Poruszono także kwestie opłacalności tych działań oraz sposoby pozyskiwania środków na takie inwestycje, w tym finansowanie zewnętrzne, fundusze publiczne, inwestycje prywatne czy nawet modele biznesowe typu „zielone obligacje”. Omawiano także procedury uzyskiwania zielonego finansowania. W panelu wzięli udział: Robert Adamczyk, członek zarządu Forum Odpowiedzialnego Biznesu, Monika Polakowska, Sustainability Finance Managerka w Santander Bank Polska, Adrian Skrocki, wiceprezes ADM Consulting Group, Mariusz Bartosewicz, dyrektor Biura Rozwoju Produktów ESG Bankowości Korporacyjnej i Internacjonalizacji, PEKAO, Adrian Leung, Global Head of Strategic Accounts, S&P oraz Filip Osadczuk, dyrektor Departamentu Relacji Inwestorskich i ESG PGE Polska Grupa Energetyczna S.A. Panel prowadził Łukasz Chojecki, partner w TAILORS Group.

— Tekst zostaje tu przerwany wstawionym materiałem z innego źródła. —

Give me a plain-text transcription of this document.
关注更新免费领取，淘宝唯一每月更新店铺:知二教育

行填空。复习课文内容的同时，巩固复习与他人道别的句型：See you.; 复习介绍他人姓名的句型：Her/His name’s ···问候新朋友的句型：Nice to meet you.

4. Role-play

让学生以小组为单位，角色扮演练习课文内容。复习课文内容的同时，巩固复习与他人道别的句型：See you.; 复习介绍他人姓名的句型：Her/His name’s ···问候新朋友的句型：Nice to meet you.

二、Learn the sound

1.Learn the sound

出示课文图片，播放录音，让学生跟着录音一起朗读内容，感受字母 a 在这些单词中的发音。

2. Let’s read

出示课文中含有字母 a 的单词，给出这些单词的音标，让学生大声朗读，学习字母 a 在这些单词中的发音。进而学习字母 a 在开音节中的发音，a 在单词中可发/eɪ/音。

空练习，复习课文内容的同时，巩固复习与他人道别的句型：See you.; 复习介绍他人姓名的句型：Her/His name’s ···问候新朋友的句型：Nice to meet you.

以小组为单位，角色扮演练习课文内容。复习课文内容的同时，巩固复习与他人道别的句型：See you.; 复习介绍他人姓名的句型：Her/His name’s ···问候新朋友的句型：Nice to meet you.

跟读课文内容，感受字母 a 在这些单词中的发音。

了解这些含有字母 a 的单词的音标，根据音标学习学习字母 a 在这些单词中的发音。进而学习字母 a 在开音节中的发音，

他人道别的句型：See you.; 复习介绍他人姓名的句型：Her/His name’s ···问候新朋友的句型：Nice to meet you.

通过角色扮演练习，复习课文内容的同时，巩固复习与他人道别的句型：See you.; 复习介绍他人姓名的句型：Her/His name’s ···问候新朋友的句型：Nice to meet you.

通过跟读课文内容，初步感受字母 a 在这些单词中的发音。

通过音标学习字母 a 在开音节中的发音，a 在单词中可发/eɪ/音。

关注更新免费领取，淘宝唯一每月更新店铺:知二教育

W dyskusji poruszono m.in. wątek tzw. zielonych obligacji, które są jednym ze sposobów na pozyskanie inwestorów dla projektów ESG.
– Jeżeli spojrzymy na dane historyczne, to zobaczymy, że w 2021 roku łączna emisja obligacji była trzykrotnie wyższa, niż w 2018. Było to powiązane z okresem popandemicznym. W roku 2022 nastąpił spadek, a od 2023 roku mamy do czynienia z normalizacją, co pokrywa się z danymi płynącymi z rynku konwencjonalnych obligacji. Możemy mówić, że obligacje zielone obecnie dominują rynek, ich przyrost w 2023 roku był znaczący. W przypadku obligacji społecznych, ten wzrost jest płaski – powiedział Adrian Leung.
Uczestnicy panelu zwracali uwagę na to, jak ważna jest odpowiednia strategia zrównoważonego rozwoju i powiązanie jej z celami biznesowymi.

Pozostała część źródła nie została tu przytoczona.